L'Oeil pour l'oeil, 2002-2002
Am 11. September 2002, ein Jahr „danach", nimmt Duyvendak Bilder und kurze Filmausschnitte von verschiedenen TV-Stationen auf. Das Verschwinden der Twin Towers als machtvolles Symbol des kapitalistischen Westens und die fundamentale Veränderung der Gesellschaft aufgrund dieser Attentate drängen den Künstler dazu, nach dem zeitgenössischen Zustand unserer Gesellschaft zu suchen. Die von der Politik und der öffentlichen Meinung erschaffene Historie und Gegenwartsbetrachtung wird erschüttert. Und danach? Was bleibt zurück, ein Jahr danach? Was haben wir daraus gemacht? Ist alles vorbei? Bereits der Titel weist uns darauf hin, dass Rache, wie sie im Alten Testament festgeschrieben wurde, bevorsteht.
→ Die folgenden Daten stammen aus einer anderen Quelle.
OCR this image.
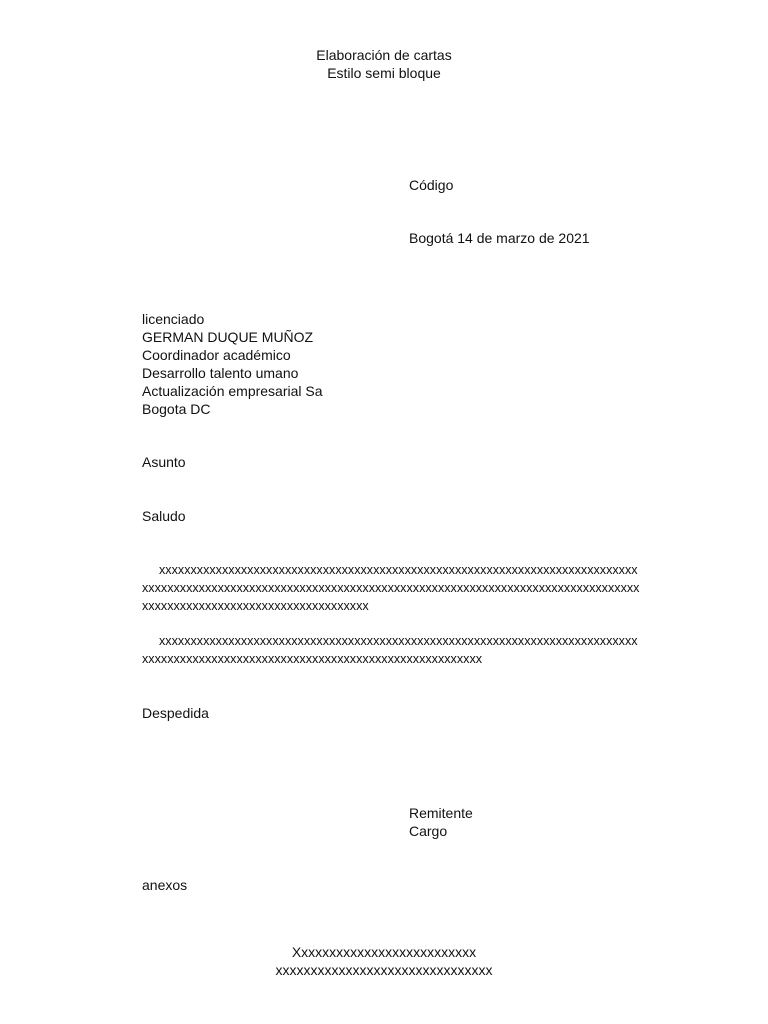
Elaboración de cartas
Estilo semi bloque
Código
Bogotá 14 de marzo de 2021
licenciado
GERMAN DUQUE MUÑOZ
Coordinador académico
Desarrollo talento umano
Actualización empresarial Sa
Bogota DC
Asunto
Saludo
xxxxxxxxxxxxxxxxxxxxxxxxxxxxxxxxxxxxxxxxxxxxxxxxxxxxxxxxxxxxxxxxxxxxxxxxxxxx
xxxxxxxxxxxxxxxxxxxxxxxxxxxxxxxxxxxxxxxxxxxxxxxxxxxxxxxxxxxxxxxxxxxxxxxxxxxxxxx
xxxxxxxxxxxxxxxxxxxxxxxxxxxxxxxxxxxx
xxxxxxxxxxxxxxxxxxxxxxxxxxxxxxxxxxxxxxxxxxxxxxxxxxxxxxxxxxxxxxxxxxxxxxxxxxxx
xxxxxxxxxxxxxxxxxxxxxxxxxxxxxxxxxxxxxxxxxxxxxxxxxxxxxx
Despedida
Remitente
Cargo
anexos
Xxxxxxxxxxxxxxxxxxxxxxxxxx
xxxxxxxxxxxxxxxxxxxxxxxxxxxxxxx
Eine grosse Anzahl „Talking Heads" aus dem Fernsehen reiht Duyvendak ausschnitthaft aneinander und projiziert den collagierten, von schneller Schnittfolge geprägten Film, der somit ausschliesslich aus Found Footage-Bildern des Monats September besteht, auf seinen Torso und sein Antlitz. Während dieser 6-minütigen Performance für die Kamera steht der stumme, zuweilen indifferent, erstaunt, zuweilen melancholisch anmutende Künstler, der nur wenig den Kopf etwas dreht, für die Bilderfolgen als Projektionsfläche zur Verfügung. So wird er für einige Sekunden zum Politiker, Moderator oder zum Kommentator seiner Zeit. Es entsteht ein unheimlicher Film, der die im 3-Sekundentakt sich ändernden Masken und den Maskierten gleichermassen entlarvt und auf die Macht entsprechender Repräsentationen hinweist. „...ce n'est plus big brother qui nous regarde, mais nous sommes big brother regardant, et nous voyons, les yeux dans les yeux, l'ennemi que nous sommes à nous-mêmes." (Y.D.)